Penso que devemos meditar sobre estas realidades. Cristo está diante do Rosto de Deus e reza por mim. A sua oração na Cruz é contemporânea a todos os homens, contemporânea a mim: Ele reza por mim, sofreu e sofre por mim, identificou-se comigo, assumindo o nosso corpo e a nossa alma humana. E convida-nos a entrar nesta sua identidade, fazendo-nos um corpo, um só espírito com Ele, porque do alto da Cruz Ele não trouxe novas leis, tábuas de pedra, mas trouxe a si mesmo, o seu corpo e o seu sangue, como nova aliança.

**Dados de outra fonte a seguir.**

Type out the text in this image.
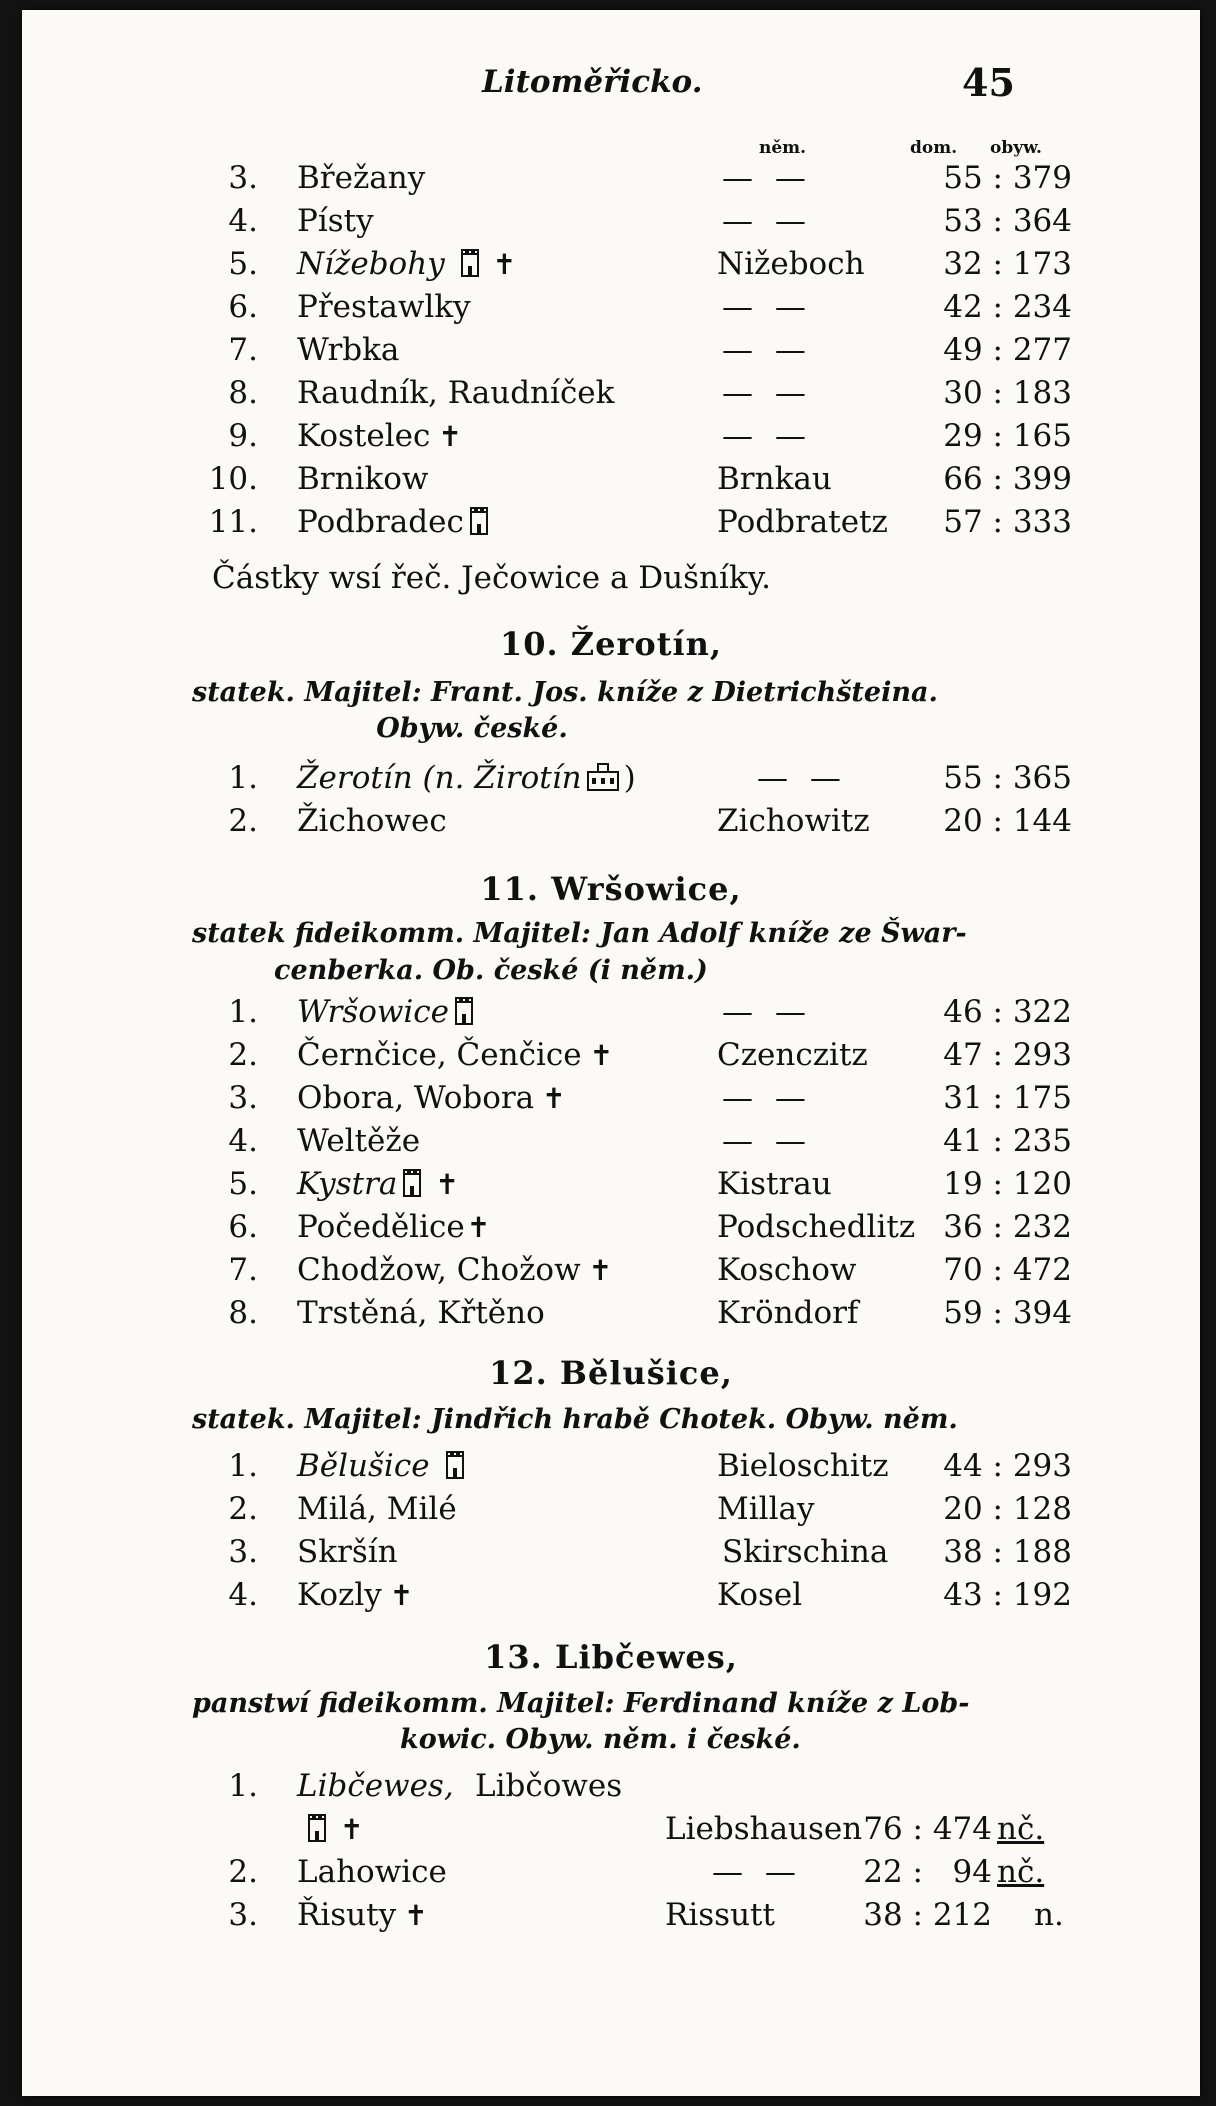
Litoměřicko.	45
něm.	dom. obyw.
3. Břežany	— —	55 : 379
4. Písty	— —	53 : 364
5. Nížebohy ✝	Nižeboch	32 : 173
6. Přestawlky	— —	42 : 234
7. Wrbka	— —	49 : 277
8. Raudník, Raudníček	— —	30 : 183
9. Kostelec ✝	— —	29 : 165
10. Brnikow	Brnkau	66 : 399
11. Podbradec	Podbratetz	57 : 333
Částky wsí řeč. Ječowice a Dušníky.
10. Žerotín,
statek. Majitel: Frant. Jos. kníže z Dietrichšteina.
Obyw. české.
1. Žerotín (n. Žirotín )	— —	55 : 365
2. Žichowec	Zichowitz	20 : 144
11. Wršowice,
statek fideikomm. Majitel: Jan Adolf kníže ze Šwar-
cenberka. Ob. české (i něm.)
1. Wršowice	— —	46 : 322
2. Černčice, Čenčice ✝	Czenczitz	47 : 293
3. Obora, Wobora ✝	— —	31 : 175
4. Weltěže	— —	41 : 235
5. Kystra ✝	Kistrau	19 : 120
6. Počedělice✝	Podschedlitz 36 : 232
7. Chodžow, Chožow ✝	Koschow	70 : 472
8. Trstěná, Křtěno	Kröndorf	59 : 394
12. Bělušice,
statek. Majitel: Jindřich hrabě Chotek. Obyw. něm.
1. Bělušice	Bieloschitz	44 : 293
2. Milá, Milé	Millay	20 : 128
3. Skršín	Skirschina	38 : 188
4. Kozly ✝	Kosel	43 : 192
13. Libčewes,
panstwí fideikomm. Majitel: Ferdinand kníže z Lob-
kowic. Obyw. něm. i české.
1. Libčewes, Libčowes
✝	Liebshausen 76 : 474 nč.
2. Lahowice	— —	22 :   94 nč.
3. Řisuty ✝	Rissutt	38 : 212 n.
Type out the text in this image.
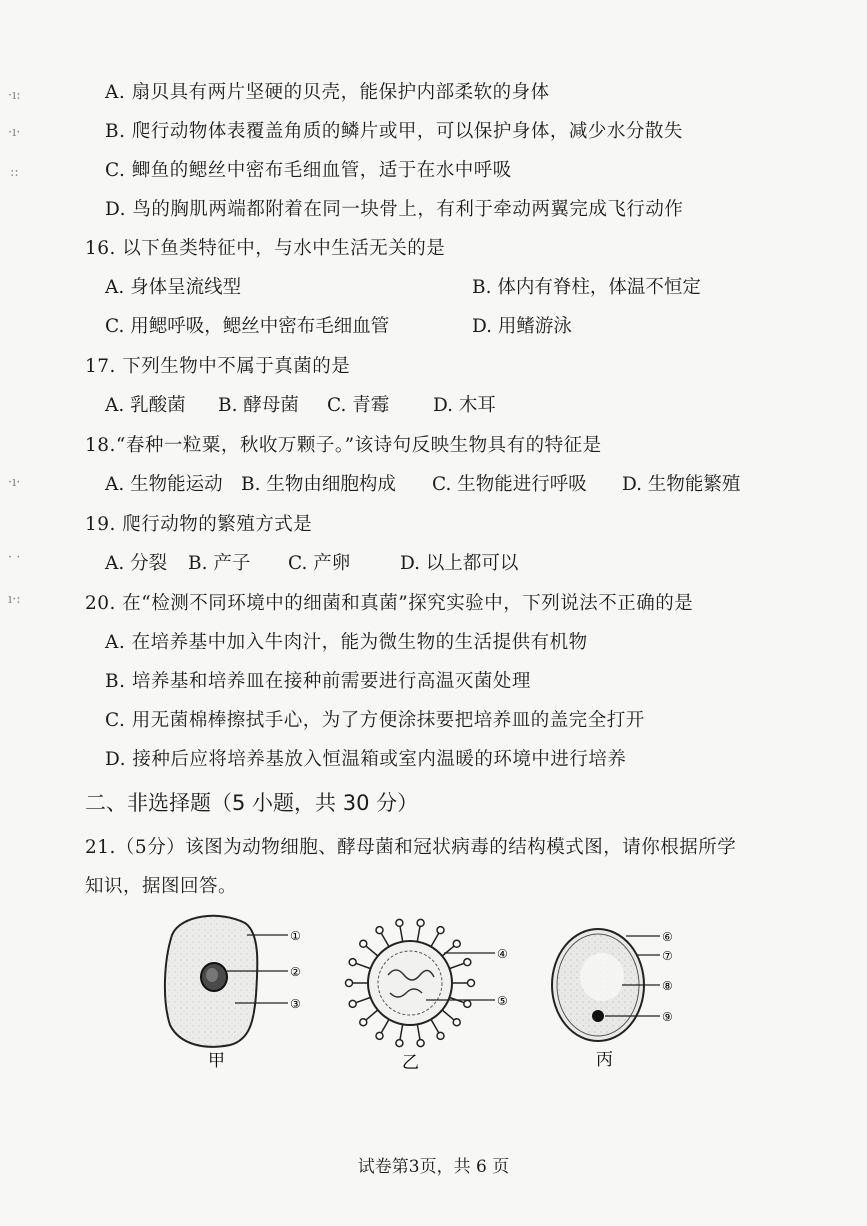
·ı:
·ı·
::
·ı·
· ·
ı·:
A. 扇贝具有两片坚硬的贝壳，能保护内部柔软的身体
B. 爬行动物体表覆盖角质的鳞片或甲，可以保护身体，减少水分散失
C. 鲫鱼的鳃丝中密布毛细血管，适于在水中呼吸
D. 鸟的胸肌两端都附着在同一块骨上，有利于牵动两翼完成飞行动作
16. 以下鱼类特征中，与水中生活无关的是
A. 身体呈流线型	B. 体内有脊柱，体温不恒定
C. 用鳃呼吸，鳃丝中密布毛细血管	D. 用鳍游泳
17. 下列生物中不属于真菌的是
A. 乳酸菌 B. 酵母菌 C. 青霉 D. 木耳
18.“春种一粒粟，秋收万颗子。”该诗句反映生物具有的特征是
A. 生物能运动 B. 生物由细胞构成 C. 生物能进行呼吸 D. 生物能繁殖
19. 爬行动物的繁殖方式是
A. 分裂 B. 产子 C. 产卵	D. 以上都可以
20. 在“检测不同环境中的细菌和真菌”探究实验中，下列说法不正确的是
A. 在培养基中加入牛肉汁，能为微生物的生活提供有机物
B. 培养基和培养皿在接种前需要进行高温灭菌处理
C. 用无菌棉棒擦拭手心，为了方便涂抹要把培养皿的盖完全打开
D. 接种后应将培养基放入恒温箱或室内温暖的环境中进行培养
二、非选择题（5 小题，共 30 分）
21.（5分）该图为动物细胞、酵母菌和冠状病毒的结构模式图，请你根据所学
知识，据图回答。
①
②
③
甲
④
⑤
乙
⑥
⑦
⑧
⑨
丙
试卷第3页，共 6 页
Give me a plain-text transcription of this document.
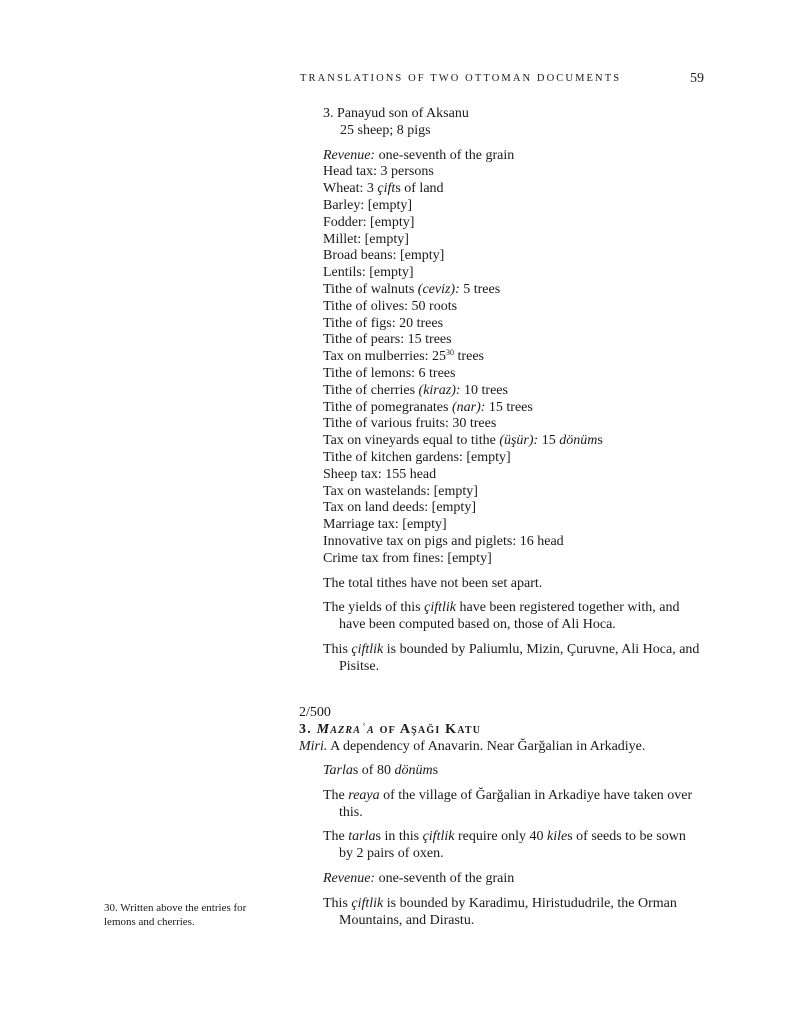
TRANSLATIONS OF TWO OTTOMAN DOCUMENTS	59
3. Panayud son of Aksanu
25 sheep; 8 pigs
Revenue: one-seventh of the grain
Head tax: 3 persons
Wheat: 3 çifts of land
Barley: [empty]
Fodder: [empty]
Millet: [empty]
Broad beans: [empty]
Lentils: [empty]
Tithe of walnuts (ceviz): 5 trees
Tithe of olives: 50 roots
Tithe of figs: 20 trees
Tithe of pears: 15 trees
Tax on mulberries: $25^{30}$ trees
Tithe of lemons: 6 trees
Tithe of cherries (kiraz): 10 trees
Tithe of pomegranates (nar): 15 trees
Tithe of various fruits: 30 trees
Tax on vineyards equal to tithe (üşür): 15 dönüms
Tithe of kitchen gardens: [empty]
Sheep tax: 155 head
Tax on wastelands: [empty]
Tax on land deeds: [empty]
Marriage tax: [empty]
Innovative tax on pigs and piglets: 16 head
Crime tax from fines: [empty]
The total tithes have not been set apart.
The yields of this çiftlik have been registered together with, and have been computed based on, those of Ali Hoca.
This çiftlik is bounded by Paliumlu, Mizin, Çuruvne, Ali Hoca, and Pisitse.
2/500
3. Mazraʿa of Aşaği Katu
Miri. A dependency of Anavarin. Near Ğarğalian in Arkadiye.
Tarlas of 80 dönüms
The reaya of the village of Ğarğalian in Arkadiye have taken over this.
The tarlas in this çiftlik require only 40 kiles of seeds to be sown by 2 pairs of oxen.
Revenue: one-seventh of the grain
This çiftlik is bounded by Karadimu, Hiristududrile, the Orman Mountains, and Dirastu.
30. Written above the entries for lemons and cherries.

É assim que nos faz consanguíneos com Ele, um corpo com Ele, identificados com Ele. Convida-nos a entrar nesta identificação, a estar unidos com Ele no nosso desejo de ser um corpo, um só espírito com Ele. Oremos ao Senhor, para que esta identificação nos transforme, nos renove, porque o perdão é renovação, é transformação.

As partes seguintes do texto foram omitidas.